Six weeks after he killed a CIA officer in a street crime in Northwest Washington, Ronald T. Stephenson made a mistake.
He suspected that D.C. police had no solid leads in the June 2000 killing of 28-year-old John Muskopf Jr. and got drawn into a conversation about the slaying by an old friend, Dwight Walker, at Walker's apartment in Landover.
"So who hit him?" Walker asked.
"I did," Stephenson said. "But if . . . unless anybody have a . . . videotape saying that I did it. You know what I'm saying?"
As it turned out, Stephenson was providing police with that video.
The conversation was recorded by a small microphone hidden in a couch cushion and a tiny camera hidden inside a clock radio. The grainy tape became a key to securing Stephenson's conviction on felony murder and other charges.
Yesterday, Stephenson, 20, stood expressionless as he was sentenced in D.C. Superior Court to 36 years to life in prison.
Law enforcement officials said that it is extremely rare for D.C. police to have a cooperating witness use a hidden camera to record a statement from a murder suspect.
But Assistant U.S. Attorney Jay I. Bratt said this case could have easily slipped into the abyss of unsolved D.C. homicides if it weren't for Walker -- a 64-year-old cook -- and the compelling firsthand account he got from the suspect.
Faced with the hidden camera footage, Stephenson later gave D.C. police a statement in which he admitted to the shooting. That, too, was videotaped. Jurors saw both tapes at Stephenson's recent trial, despite objections from Stephenson's attorney, Ferris R. Bond, who argued that the secret taping tainted the case.
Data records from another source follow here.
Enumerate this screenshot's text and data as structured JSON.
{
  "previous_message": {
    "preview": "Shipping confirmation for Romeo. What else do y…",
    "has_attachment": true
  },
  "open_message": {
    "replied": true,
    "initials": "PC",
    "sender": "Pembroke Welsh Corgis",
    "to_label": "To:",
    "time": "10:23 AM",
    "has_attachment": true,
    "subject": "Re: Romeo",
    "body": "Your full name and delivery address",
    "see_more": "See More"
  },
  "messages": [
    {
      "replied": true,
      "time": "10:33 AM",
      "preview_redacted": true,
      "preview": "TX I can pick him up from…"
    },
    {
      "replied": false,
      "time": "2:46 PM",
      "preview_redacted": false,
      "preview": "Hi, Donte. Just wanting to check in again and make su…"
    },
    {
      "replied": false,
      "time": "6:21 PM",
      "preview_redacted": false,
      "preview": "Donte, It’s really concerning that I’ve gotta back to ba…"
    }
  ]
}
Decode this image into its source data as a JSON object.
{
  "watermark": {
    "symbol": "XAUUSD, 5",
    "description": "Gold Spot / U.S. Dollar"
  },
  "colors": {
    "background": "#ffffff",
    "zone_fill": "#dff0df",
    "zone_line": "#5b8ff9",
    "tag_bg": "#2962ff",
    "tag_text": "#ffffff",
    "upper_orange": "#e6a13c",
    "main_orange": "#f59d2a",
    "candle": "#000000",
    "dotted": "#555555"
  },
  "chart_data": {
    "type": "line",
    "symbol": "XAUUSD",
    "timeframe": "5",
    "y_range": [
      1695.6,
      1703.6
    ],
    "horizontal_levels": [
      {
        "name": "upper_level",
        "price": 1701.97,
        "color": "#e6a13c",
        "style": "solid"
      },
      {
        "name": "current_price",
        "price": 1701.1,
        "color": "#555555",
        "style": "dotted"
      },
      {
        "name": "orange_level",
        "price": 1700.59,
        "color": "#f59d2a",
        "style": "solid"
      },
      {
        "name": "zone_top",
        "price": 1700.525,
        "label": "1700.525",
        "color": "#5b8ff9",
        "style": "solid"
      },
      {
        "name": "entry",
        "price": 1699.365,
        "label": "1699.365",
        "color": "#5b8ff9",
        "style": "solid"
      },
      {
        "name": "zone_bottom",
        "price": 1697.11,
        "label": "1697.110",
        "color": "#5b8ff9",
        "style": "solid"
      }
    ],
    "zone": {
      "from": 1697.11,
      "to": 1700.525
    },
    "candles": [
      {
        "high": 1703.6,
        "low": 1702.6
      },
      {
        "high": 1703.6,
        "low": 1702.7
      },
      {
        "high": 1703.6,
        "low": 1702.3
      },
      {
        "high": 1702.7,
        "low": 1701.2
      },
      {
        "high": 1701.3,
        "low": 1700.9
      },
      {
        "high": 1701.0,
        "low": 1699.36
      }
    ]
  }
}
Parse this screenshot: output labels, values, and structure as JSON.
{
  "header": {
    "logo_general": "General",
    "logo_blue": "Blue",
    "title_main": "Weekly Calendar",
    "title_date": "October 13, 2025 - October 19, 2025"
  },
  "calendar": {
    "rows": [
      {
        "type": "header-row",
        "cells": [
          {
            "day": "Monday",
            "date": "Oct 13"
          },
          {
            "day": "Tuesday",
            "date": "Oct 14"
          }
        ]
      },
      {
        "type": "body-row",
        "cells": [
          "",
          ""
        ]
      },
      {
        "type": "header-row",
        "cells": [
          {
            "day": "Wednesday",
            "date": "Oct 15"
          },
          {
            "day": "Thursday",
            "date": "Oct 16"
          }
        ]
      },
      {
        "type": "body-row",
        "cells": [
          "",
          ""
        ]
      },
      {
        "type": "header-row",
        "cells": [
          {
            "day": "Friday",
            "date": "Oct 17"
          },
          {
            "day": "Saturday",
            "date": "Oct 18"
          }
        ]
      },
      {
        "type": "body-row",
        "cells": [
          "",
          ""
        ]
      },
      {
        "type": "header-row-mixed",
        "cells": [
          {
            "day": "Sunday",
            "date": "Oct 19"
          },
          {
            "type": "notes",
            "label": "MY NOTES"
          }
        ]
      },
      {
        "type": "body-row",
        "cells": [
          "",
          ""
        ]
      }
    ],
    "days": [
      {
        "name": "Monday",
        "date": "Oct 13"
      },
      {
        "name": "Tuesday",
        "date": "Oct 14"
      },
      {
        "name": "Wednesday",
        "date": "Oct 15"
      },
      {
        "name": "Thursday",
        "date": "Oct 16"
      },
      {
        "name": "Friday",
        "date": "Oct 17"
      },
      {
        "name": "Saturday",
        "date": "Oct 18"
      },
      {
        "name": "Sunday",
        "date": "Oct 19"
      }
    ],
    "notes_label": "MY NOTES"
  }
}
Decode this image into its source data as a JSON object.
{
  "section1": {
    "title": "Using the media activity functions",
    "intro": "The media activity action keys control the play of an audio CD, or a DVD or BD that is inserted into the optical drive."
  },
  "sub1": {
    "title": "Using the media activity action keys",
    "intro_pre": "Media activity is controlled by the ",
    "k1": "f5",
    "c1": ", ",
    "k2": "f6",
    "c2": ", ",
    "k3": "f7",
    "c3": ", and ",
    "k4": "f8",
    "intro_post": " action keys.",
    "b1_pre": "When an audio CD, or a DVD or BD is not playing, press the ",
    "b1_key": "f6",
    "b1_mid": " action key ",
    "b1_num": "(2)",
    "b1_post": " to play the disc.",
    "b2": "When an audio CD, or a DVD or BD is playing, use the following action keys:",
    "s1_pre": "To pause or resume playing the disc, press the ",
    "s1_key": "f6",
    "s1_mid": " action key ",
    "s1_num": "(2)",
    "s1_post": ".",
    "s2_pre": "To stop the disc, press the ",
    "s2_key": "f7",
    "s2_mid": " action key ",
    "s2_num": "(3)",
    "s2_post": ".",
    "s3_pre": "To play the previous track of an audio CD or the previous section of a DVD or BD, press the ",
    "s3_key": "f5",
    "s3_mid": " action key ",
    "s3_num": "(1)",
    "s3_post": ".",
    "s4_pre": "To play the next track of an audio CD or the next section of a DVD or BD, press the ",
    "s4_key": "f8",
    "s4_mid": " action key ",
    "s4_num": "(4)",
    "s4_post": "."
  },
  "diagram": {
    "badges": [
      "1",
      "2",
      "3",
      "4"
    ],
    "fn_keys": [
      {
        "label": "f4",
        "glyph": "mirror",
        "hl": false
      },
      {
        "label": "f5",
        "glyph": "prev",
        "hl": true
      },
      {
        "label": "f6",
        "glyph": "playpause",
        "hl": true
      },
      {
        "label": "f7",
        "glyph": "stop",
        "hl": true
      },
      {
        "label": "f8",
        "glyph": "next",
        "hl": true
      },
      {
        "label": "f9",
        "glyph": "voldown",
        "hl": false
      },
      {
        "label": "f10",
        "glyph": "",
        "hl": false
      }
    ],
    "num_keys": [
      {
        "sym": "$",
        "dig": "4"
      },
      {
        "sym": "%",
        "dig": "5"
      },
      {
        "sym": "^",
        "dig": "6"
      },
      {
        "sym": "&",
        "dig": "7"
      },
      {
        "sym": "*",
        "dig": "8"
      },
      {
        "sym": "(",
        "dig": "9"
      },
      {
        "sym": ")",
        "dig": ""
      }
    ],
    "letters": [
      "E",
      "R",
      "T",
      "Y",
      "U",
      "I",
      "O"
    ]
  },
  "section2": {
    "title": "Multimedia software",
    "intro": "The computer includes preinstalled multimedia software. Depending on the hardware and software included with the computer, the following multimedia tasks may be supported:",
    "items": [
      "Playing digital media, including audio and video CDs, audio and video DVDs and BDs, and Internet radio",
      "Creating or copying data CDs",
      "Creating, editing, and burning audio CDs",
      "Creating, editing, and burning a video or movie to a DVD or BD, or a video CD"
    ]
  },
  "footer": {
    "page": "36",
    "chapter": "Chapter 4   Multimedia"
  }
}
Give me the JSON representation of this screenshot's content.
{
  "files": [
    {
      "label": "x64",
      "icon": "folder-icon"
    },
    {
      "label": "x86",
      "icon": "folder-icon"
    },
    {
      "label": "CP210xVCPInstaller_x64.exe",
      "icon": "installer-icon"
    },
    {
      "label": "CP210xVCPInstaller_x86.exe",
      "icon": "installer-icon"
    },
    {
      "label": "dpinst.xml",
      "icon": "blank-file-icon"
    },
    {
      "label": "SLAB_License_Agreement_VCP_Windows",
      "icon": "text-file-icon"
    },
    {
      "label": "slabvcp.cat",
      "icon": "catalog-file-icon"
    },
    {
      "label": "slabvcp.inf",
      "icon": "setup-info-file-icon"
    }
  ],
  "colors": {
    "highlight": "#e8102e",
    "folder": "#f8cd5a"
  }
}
At yesterday's sentencing, Judge Robert I. Richter said that Muskopf's death -- in an apparent robbery attempt near his home -- caused an "incalculable loss" to his family and country. Muskopf, who joined the CIA in 1997, spoke French and Farsi and specialized in nuclear-related issues. CIA Director George J. Tenet called him a "rising star."
Stephenson, of Landover Hills, was a petty thief. Years ago, Walker befriended him and became "something of an older brother figure," said Bratt, who prosecuted the case.
On June 17, 2000, Stephenson was behind the wheel of a stolen car when he and two friends, Shelton Ford and Darrell Hendy, pulled up alongside three men walking near 10th and S streets NW, about 2:30 a.m. to rob them, Bratt said.
Muskopf and two friends were walking to Muskopf's home, just 50 yards away, after visiting two nearby clubs. Muskopf had just moved to the house from Arlington.
After Stephenson pulled over, Ford wrapped a shirt around his face, jumped out of the car with a .38-caliber revolver, grabbed one of Muskopf's friends and demanded money from all three men before firing two shots at the ground, Bratt said.
Muskopf told his friends, "Don't worry, guys. Those are only blanks." Then, his friends said, he told Ford: "Get out of my neighborhood."
That was when Stephenson pointed a gun out of the driver's-side window and fired, striking Muskopf in the neck, Bratt said.
Two weeks later, Stephenson first told Walker about the killing, the prosecutor said.
"He was willing to turn a blind eye on some things. But not murder," Bratt said.
Detectives asked Walker if he'd be willing to record Stephenson talking about the killing. Walker suggested using the hidden camera in his apartment, Bratt said.
On July 28, 2000, Walker called Stephenson to set up the sting. About 8 p.m., Stephenson arrived at the apartment, wearing long shorts and a skullcap. He took a seat on the couch, but away from the camera, prompting Walker to ask him to move. Stephenson smoked a cigarette and drank from a bottle of beer as Walker's parakeet chirped in the background.
"You ever killed a person before?" Walker, out of view of the camera, asked.
"That was my first time." Stephenson replied.
"How do it feel when you kill somebody?"
"I could tell you the truth, I felt bad."
The statements led to Stephenson's arrest on Aug. 10, 2000. Walker, meanwhile, entered the federal witness protection program. Stephenson's alleged accomplices, Ford and Hendy, were not charged.
Just before Stephenson was sentenced, Muskopf's father, John Muskopf Sr., of Roanoke, addressed the court.
" I have to say that as a Christian, I must forgive, but I cannot forget," he said. "I want [Stephenson] to understand that the life he took meant more to us than anything in the world. It's devastated my life."